Famose o sconosciute le isole di Venezia non hanno più segreti

Raccontate da Menetto e illustrate da Fabris  in una guida che svela storia e incanto della laguna

Murano Burano Torcello, sempre o quasi sempre così, insieme e tutte in fila. Il Lido, naturalmente; e da qualche anno il binomio Lido-Pellestrina. Sant’Erasmo, che complice la delizia dei suoi carciofi è diventata meta di un turismo attratto dalla curiosità che possono suscitare gli orti nel cuore della laguna.

Sono le più famose, ma non sono certo le uniche: le isole che fanno da corona alla regina Venezia sono un dedalo geografico, un compendio di storia, una meraviglia della natura. A metterle insieme c’è adesso un libro – “Venezia. Le isole incantate” – edito dalla Biblioteca dell’Immagine. Porta le firme di Luciano Menetto e Pierfranco Fabris, e da domani i nostri lettori potranno trovarlo in edicola in abbinamento con il quotidiano.

A rendere speciale questa pubblicazione è il fatto che le isole non sono solo raccontate con i testi, ma illustrate e non da fotografie come di solito avviene ma da dettagliati e affascinanti disegni. Luciano Menetto ha scritto i testi: veneziano, è autore di numerose raccolte di poesie, oltre che di libri dedicati alla sua citta. Piefranco Fabris, anche lui veneziano, è un architetto che dopo aver dedicato 40 anni alla professione si dedica ora totalmente alla pittura e all’illustrazione. Per raccontare così le isole di Venezia ci sono voluti due anni di lavoro. Nel loro libro le isole più note ci sono tutte; facile però che a incuriosire il lettore saranno quelle meno conosciute o addirittura dimenticate. Ciascuna, a suo modo, viva.

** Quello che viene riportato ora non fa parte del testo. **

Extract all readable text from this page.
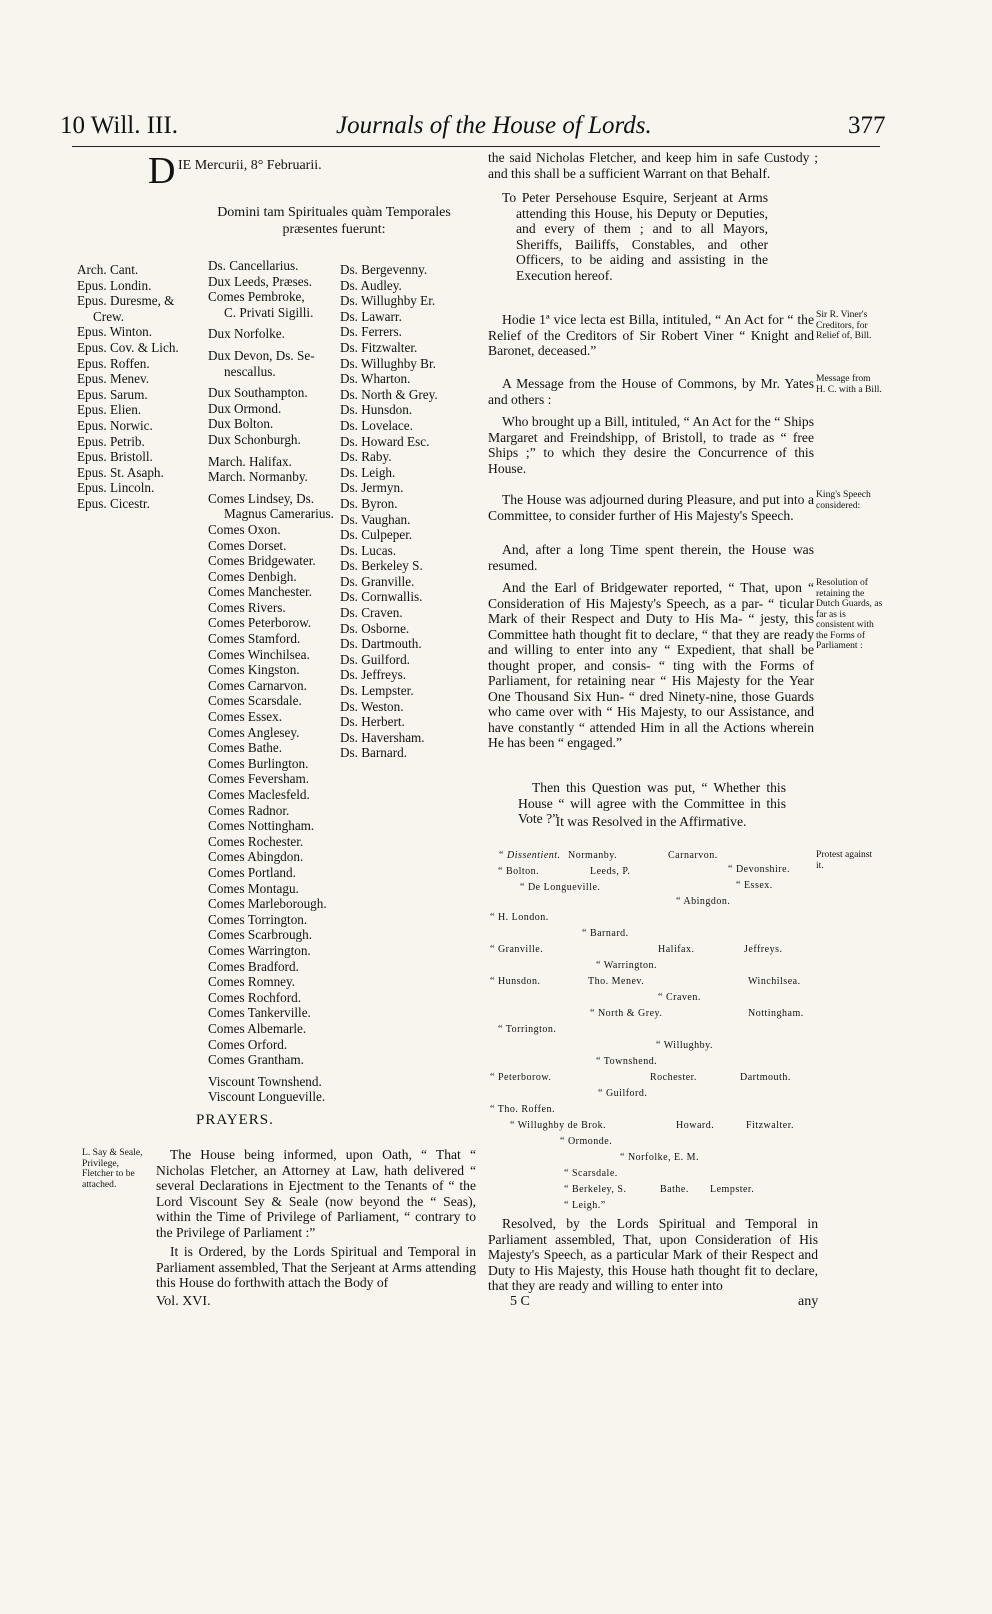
10 Will. III.	Journals of the House of Lords.	377
D IE Mercurii, 8° Februarii.
Domini tam Spirituales quàm Temporales præsentes fuerunt:
Arch. Cant.
Epus. Londin.
Epus. Duresme, &
Crew.
Epus. Winton.
Epus. Cov. & Lich.
Epus. Roffen.
Epus. Menev.
Epus. Sarum.
Epus. Elien.
Epus. Norwic.
Epus. Petrib.
Epus. Bristoll.
Epus. St. Asaph.
Epus. Lincoln.
Epus. Cicestr.
Ds. Cancellarius.
Dux Leeds, Præses.
Comes Pembroke,
C. Privati Sigilli.

Dux Norfolke.

Dux Devon, Ds. Se-
nescallus.

Dux Southampton.
Dux Ormond.
Dux Bolton.
Dux Schonburgh.

March. Halifax.
March. Normanby.

Comes Lindsey, Ds.
Magnus Camerarius.
Comes Oxon.
Comes Dorset.
Comes Bridgewater.
Comes Denbigh.
Comes Manchester.
Comes Rivers.
Comes Peterborow.
Comes Stamford.
Comes Winchilsea.
Comes Kingston.
Comes Carnarvon.
Comes Scarsdale.
Comes Essex.
Comes Anglesey.
Comes Bathe.
Comes Burlington.
Comes Feversham.
Comes Maclesfeld.
Comes Radnor.
Comes Nottingham.
Comes Rochester.
Comes Abingdon.
Comes Portland.
Comes Montagu.
Comes Marleborough.
Comes Torrington.
Comes Scarbrough.
Comes Warrington.
Comes Bradford.
Comes Romney.
Comes Rochford.
Comes Tankerville.
Comes Albemarle.
Comes Orford.
Comes Grantham.

Viscount Townshend.
Viscount Longueville.
Ds. Bergevenny.
Ds. Audley.
Ds. Willughby Er.
Ds. Lawarr.
Ds. Ferrers.
Ds. Fitzwalter.
Ds. Willughby Br.
Ds. Wharton.
Ds. North & Grey.
Ds. Hunsdon.
Ds. Lovelace.
Ds. Howard Esc.
Ds. Raby.
Ds. Leigh.
Ds. Jermyn.
Ds. Byron.
Ds. Vaughan.
Ds. Culpeper.
Ds. Lucas.
Ds. Berkeley S.
Ds. Granville.
Ds. Cornwallis.
Ds. Craven.
Ds. Osborne.
Ds. Dartmouth.
Ds. Guilford.
Ds. Jeffreys.
Ds. Lempster.
Ds. Weston.
Ds. Herbert.
Ds. Haversham.
Ds. Barnard.
PRAYERS.
L. Say & Seale, Privilege, Fletcher to be attached.

The House being informed, upon Oath, “ That “ Nicholas Fletcher, an Attorney at Law, hath delivered “ several Declarations in Ejectment to the Tenants of “ the Lord Viscount Sey & Seale (now beyond the “ Seas), within the Time of Privilege of Parliament, “ contrary to the Privilege of Parliament :”

It is Ordered, by the Lords Spiritual and Temporal in Parliament assembled, That the Serjeant at Arms attending this House do forthwith attach the Body of

Vol. XVI.

the said Nicholas Fletcher, and keep him in safe Custody ; and this shall be a sufficient Warrant on that Behalf.

To Peter Persehouse Esquire, Serjeant at Arms attending this House, his Deputy or Deputies, and every of them ; and to all Mayors, Sheriffs, Bailiffs, Constables, and other Officers, to be aiding and assisting in the Execution hereof.

Sir R. Viner's Creditors, for Relief of, Bill.

Hodie 1ª vice lecta est Billa, intituled, “ An Act for “ the Relief of the Creditors of Sir Robert Viner “ Knight and Baronet, deceased.”

Message from H. C. with a Bill.

A Message from the House of Commons, by Mr. Yates and others :

Who brought up a Bill, intituled, “ An Act for the “ Ships Margaret and Freindshipp, of Bristoll, to trade as “ free Ships ;” to which they desire the Concurrence of this House.

King's Speech considered:

The House was adjourned during Pleasure, and put into a Committee, to consider further of His Majesty's Speech.

And, after a long Time spent therein, the House was resumed.

Resolution of retaining the Dutch Guards, as far as is consistent with the Forms of Parliament :

And the Earl of Bridgewater reported, “ That, upon “ Consideration of His Majesty's Speech, as a par- “ ticular Mark of their Respect and Duty to His Ma- “ jesty, this Committee hath thought fit to declare, “ that they are ready and willing to enter into any “ Expedient, that shall be thought proper, and consis- “ ting with the Forms of Parliament, for retaining near “ His Majesty for the Year One Thousand Six Hun- “ dred Ninety-nine, those Guards who came over with “ His Majesty, to our Assistance, and have constantly “ attended Him in all the Actions wherein He has been “ engaged.”

Then this Question was put, “ Whether this House “ will agree with the Committee in this Vote ?”

It was Resolved in the Affirmative.
Protest against it.
“ Dissentient. Normanby.	Carnarvon.
“ Devonshire.
“ Bolton.	Leeds, P.
“ Essex.
“ De Longueville.
“ Abingdon.
“ H. London.
“ Barnard.
“ Granville.	Halifax.	Jeffreys.
“ Warrington.
“ Hunsdon.	Tho. Menev.	Winchilsea.
“ Craven.
“ North & Grey.	Nottingham.
“ Torrington.
“ Willughby.
“ Townshend.
“ Peterborow.	Rochester.	Dartmouth.
“ Guilford.
“ Tho. Roffen.
“ Willughby de Brok.	Howard.	Fitzwalter.
“ Ormonde.
“ Norfolke, E. M.
“ Scarsdale.
“ Berkeley, S.	Bathe. Lempster.
“ Leigh.”

Resolved, by the Lords Spiritual and Temporal in Parliament assembled, That, upon Consideration of His Majesty's Speech, as a particular Mark of their Respect and Duty to His Majesty, this House hath thought fit to declare, that they are ready and willing to enter into

5 C	any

Da Murano che nel Cinquecento ospitava trentamila abitanti ridotti ai quattromila di oggi al Buel del Lovo dove, nel 1797 ultimo anno di vita della Serenissima, c’era un fortino in legno per la difesa di Venezia. Da Sant’Erasmo isola agricola, abitata da neppure mille residenti, che continua ad essere l’orto di qualità di Venezia, a San Giorgio Maggiore - famosa in tutto il mondo -dove ha sede il più bel convento benedettino della laguna. E poi l’avvincente storia di San Lazzaro degli Armeni, la piccola Armenia, concessa nel 1717 dalla Repubblica ad un gruppo di monaci Armeni guidati dall’abate Mechitar (il consolatore) e la gemma lagunare Poveglia abbandonata da decenni.

Tante le curiosità nel libro. Per esempio, in quanti conoscono San Secondo? Eppure la vedono tutti: è una specie di biglietto da visita della città per quanti arrivano in treno. Sta a metà strada tra Venezia e Punta San Giuliano, è coperta da un folto spettinato di alberi e circondata da una rovina di detriti. È triste e derelitta: ma è un po’ l’esempio del trattamento riservato alla quasi totalità delle cosiddette “isole minori” della laguna dopo la resa della Repubblica e gli editti napoleonici che scioglievano gli Ordini religiosi che in gran parte le popolavano. E San Giorgio in Alga? Si vede chiaramente dalla Stazione Marittima, ma è sperduta in una zona poco attraente della laguna lungo il canale che porta a Fusina; come San Secondo era una sosta gradita per quanti raggiungevano o lasciavano Venezia. Non ci abita nessuno, e si chiama così per la grande quantità di alghe che le proliferavano attorno. Sono cinque, invece, gli abitanti di San Francesco del Deserto, dove secondo la tradizione il santo sarebbe arrivato di ritorno dall’Egitto e dalla Palestina. Era a bordo di una nave veneziana, assieme a un discepolo; storditi dal chiasso e dal mercanteggiare avrebbero cercato e trovato la pace in quest’isola, costruendosi una capanna di giunchi e fango all'ombra di un antico oratorio. Francesco piantò il ramo di pino divenuto secolare albero maestoso, ed è qui che il proprietario dell’isola Jacopo Michiel fece erigere la chiesa a lui dedicata, la prima in assoluto nel mondo. Tra le 60 storie, anche quelle degli Ottagoni e delle fortezze.